Cumul sanction fiscale et peine de prison


Selon le Conseil constitutionnel et sa jurisprudence, le droit français autorise le cumul de poursuites et de sanctions pénales et fiscales, sous réserve notamment que le montant global des sanctions éventuellement prononcées ne dépasse pas le montant le plus élevé de l’une des sanctions encourues.

Selon la chambre criminelle de la Cour de cassation, cette réserve ne peut toutefois concerner que des sanctions de même nature, à savoir des sanctions pécuniaires.

La Cour de cassation a donc interrogé la CJUE qui a souligné que l’exigence de proportionnalité s’applique sans exception à l’ensemble des sanctions imposées cumulativement.

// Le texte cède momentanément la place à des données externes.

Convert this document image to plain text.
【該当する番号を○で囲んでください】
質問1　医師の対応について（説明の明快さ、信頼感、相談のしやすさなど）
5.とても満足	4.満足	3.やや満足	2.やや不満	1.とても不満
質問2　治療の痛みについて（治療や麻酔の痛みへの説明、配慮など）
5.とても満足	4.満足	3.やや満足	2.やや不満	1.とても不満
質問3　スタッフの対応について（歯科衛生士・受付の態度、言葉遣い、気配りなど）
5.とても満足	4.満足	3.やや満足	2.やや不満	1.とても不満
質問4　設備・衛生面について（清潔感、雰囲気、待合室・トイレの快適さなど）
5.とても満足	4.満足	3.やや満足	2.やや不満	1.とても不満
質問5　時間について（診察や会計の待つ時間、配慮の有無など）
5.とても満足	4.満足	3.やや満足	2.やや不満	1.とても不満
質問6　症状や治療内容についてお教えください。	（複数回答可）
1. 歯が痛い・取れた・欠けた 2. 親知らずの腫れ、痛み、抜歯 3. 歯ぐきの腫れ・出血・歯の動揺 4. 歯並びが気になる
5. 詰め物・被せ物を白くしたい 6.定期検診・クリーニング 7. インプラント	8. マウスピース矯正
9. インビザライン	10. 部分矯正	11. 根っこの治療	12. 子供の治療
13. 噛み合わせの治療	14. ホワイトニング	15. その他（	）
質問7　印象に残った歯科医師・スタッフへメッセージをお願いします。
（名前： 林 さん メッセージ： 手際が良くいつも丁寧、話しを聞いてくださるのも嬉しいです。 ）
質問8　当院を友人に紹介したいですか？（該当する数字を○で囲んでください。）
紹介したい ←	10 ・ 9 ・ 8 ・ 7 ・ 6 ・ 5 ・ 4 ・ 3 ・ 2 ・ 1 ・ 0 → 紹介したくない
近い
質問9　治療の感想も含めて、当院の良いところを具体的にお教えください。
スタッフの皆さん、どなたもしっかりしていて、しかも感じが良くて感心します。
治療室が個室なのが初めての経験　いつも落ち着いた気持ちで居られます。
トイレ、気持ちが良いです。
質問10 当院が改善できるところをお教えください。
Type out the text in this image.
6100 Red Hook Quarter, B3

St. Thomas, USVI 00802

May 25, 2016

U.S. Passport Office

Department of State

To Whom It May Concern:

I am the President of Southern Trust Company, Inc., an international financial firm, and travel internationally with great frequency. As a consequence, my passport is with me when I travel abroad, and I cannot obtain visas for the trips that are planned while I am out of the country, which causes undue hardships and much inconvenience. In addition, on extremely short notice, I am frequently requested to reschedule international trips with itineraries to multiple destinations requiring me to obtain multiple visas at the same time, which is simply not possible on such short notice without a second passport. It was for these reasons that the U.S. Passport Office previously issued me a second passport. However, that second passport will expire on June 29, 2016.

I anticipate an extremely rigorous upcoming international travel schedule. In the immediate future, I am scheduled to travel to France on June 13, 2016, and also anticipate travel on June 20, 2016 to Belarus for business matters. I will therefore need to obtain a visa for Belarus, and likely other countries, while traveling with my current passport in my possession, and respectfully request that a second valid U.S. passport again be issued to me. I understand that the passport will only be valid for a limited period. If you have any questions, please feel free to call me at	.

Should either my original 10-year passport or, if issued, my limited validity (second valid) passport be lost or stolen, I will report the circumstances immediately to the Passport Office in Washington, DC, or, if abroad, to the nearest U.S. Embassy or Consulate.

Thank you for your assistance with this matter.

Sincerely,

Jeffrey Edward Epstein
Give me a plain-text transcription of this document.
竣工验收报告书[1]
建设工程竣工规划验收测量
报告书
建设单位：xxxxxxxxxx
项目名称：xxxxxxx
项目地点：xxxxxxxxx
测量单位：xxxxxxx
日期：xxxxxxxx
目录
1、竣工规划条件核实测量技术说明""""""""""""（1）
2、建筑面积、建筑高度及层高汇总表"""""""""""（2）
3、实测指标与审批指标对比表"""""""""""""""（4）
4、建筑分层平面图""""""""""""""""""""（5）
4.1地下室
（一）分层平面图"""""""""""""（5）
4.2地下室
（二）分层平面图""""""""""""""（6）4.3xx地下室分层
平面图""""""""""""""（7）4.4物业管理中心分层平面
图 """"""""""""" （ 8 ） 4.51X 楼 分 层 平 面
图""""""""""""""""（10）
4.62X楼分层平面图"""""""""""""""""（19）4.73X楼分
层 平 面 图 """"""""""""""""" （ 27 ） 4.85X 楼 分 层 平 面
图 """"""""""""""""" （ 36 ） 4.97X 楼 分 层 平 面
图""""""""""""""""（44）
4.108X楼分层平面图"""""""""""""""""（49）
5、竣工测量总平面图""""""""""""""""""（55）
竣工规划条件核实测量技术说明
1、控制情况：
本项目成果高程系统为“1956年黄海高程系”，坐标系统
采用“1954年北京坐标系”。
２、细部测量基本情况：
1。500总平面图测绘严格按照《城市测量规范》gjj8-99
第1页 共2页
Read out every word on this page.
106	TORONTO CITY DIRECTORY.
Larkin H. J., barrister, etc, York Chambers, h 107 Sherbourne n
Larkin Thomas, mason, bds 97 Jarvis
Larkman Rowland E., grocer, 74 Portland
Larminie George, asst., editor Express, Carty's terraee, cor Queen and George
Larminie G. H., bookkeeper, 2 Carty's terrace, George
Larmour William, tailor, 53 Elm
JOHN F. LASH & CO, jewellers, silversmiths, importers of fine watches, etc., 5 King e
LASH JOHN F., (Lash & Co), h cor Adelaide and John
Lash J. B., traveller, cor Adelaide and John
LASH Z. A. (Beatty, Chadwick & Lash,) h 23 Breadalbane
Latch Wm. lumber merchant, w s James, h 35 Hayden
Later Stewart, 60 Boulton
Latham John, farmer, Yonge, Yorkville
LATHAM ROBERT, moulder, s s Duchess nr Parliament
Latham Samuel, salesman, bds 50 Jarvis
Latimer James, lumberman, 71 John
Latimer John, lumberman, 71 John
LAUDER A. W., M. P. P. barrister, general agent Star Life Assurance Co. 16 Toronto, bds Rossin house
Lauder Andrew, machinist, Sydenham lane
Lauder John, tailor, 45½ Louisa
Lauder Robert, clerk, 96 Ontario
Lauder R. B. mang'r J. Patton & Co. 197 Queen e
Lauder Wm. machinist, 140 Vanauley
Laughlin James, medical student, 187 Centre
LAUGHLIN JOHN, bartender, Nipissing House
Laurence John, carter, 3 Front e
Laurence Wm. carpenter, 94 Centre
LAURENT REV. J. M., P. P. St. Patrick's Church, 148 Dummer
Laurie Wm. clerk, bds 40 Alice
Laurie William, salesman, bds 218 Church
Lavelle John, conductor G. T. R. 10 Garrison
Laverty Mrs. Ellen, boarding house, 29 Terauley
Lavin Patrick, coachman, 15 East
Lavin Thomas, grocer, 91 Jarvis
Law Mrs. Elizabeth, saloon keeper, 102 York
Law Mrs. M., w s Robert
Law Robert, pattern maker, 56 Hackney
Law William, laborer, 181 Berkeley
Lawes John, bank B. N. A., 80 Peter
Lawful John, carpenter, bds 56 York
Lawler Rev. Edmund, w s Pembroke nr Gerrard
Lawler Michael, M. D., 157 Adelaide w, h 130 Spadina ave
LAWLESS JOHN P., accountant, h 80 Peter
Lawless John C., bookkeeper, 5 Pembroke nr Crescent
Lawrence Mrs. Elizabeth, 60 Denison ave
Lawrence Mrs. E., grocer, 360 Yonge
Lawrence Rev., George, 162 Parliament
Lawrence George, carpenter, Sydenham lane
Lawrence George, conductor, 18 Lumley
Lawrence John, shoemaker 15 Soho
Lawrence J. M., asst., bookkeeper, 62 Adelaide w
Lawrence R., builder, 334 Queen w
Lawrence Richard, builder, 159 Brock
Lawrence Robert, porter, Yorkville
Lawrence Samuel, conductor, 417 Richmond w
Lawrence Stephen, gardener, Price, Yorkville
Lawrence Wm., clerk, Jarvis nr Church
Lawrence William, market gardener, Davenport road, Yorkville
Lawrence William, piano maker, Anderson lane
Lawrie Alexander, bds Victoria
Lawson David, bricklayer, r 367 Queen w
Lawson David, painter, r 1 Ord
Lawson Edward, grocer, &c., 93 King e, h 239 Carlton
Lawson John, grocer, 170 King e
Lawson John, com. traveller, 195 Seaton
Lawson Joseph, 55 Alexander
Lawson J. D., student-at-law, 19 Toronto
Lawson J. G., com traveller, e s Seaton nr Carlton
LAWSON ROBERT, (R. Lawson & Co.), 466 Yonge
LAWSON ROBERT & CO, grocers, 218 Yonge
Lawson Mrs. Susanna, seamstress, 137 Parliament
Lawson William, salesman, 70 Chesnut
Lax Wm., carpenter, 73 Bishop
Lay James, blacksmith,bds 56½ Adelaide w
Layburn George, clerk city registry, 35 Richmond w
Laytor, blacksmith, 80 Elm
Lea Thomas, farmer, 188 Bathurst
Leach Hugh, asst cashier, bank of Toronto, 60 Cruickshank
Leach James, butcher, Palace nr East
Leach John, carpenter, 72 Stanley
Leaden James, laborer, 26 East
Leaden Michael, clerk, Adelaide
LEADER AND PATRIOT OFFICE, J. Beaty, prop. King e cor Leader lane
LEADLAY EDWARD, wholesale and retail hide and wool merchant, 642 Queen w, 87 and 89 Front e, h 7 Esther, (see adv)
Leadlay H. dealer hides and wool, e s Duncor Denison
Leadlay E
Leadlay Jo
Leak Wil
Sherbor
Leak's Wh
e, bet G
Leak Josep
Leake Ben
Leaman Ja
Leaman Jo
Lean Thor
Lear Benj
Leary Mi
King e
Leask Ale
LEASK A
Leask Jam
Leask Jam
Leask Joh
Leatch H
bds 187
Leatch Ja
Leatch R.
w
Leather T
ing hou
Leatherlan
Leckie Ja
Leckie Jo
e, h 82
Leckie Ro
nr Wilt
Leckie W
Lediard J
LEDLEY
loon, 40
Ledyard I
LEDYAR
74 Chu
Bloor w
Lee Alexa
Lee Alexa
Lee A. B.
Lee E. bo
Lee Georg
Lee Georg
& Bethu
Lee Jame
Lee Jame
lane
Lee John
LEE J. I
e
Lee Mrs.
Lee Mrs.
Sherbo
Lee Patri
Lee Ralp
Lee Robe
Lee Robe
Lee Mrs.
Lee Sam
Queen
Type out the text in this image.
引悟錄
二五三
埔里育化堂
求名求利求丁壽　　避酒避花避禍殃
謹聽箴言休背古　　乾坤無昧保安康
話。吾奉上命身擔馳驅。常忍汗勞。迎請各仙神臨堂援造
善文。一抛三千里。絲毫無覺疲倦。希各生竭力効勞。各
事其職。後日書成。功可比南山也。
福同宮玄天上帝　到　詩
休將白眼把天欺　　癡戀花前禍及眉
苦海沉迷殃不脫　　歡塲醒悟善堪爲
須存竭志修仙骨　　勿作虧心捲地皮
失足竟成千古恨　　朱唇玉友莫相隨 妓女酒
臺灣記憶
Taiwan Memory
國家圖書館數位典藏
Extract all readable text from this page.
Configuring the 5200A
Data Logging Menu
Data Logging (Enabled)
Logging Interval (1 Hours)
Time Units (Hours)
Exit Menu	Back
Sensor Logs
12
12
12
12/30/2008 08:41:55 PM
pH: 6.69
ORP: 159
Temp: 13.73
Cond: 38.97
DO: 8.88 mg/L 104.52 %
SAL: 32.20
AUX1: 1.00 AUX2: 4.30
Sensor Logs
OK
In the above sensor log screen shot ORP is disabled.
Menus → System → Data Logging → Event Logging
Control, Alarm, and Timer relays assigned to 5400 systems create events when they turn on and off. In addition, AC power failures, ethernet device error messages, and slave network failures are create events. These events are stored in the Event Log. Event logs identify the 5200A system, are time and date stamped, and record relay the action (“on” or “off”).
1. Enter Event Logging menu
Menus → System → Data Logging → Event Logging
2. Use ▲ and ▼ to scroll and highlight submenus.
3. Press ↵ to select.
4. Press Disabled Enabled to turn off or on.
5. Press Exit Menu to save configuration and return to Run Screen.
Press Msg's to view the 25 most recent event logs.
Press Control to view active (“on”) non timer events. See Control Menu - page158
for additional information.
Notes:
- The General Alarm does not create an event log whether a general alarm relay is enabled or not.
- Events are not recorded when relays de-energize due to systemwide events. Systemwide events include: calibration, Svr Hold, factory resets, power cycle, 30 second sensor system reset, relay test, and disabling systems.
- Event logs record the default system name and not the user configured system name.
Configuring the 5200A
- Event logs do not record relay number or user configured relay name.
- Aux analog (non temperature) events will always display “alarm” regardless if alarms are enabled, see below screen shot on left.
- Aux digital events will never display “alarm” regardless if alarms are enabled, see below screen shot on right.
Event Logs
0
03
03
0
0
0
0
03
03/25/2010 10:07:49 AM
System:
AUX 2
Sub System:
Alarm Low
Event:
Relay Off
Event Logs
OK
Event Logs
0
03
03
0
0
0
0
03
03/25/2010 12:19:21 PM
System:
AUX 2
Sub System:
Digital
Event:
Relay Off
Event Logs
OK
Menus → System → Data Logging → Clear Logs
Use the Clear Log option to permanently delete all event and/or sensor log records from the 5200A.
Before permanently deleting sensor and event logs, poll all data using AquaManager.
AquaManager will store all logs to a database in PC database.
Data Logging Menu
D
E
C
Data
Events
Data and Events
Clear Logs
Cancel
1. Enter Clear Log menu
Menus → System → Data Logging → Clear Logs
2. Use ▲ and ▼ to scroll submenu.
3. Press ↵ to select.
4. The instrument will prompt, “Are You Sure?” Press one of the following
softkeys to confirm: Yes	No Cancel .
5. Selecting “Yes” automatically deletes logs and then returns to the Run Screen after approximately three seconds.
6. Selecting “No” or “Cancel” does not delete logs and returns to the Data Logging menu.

Dès lors, le principe de non-cumul (ne bis in idem), garanti par la chartre des droits fondamentaux de l’Union Européenne et invoqué dans un litige portant sur une fraude à la TVA, s’oppose à la réglementation nationale qui n’assure pas, dans les cas de cumul d’une sanction pécuniaire et d’une peine privative de liberté, par des règles claires et précises, le cas échant telles qu’interprétées par les juridictions nationales, que l’ensemble des sanctions infligées n’excède pas la gravité de l’infraction constatée.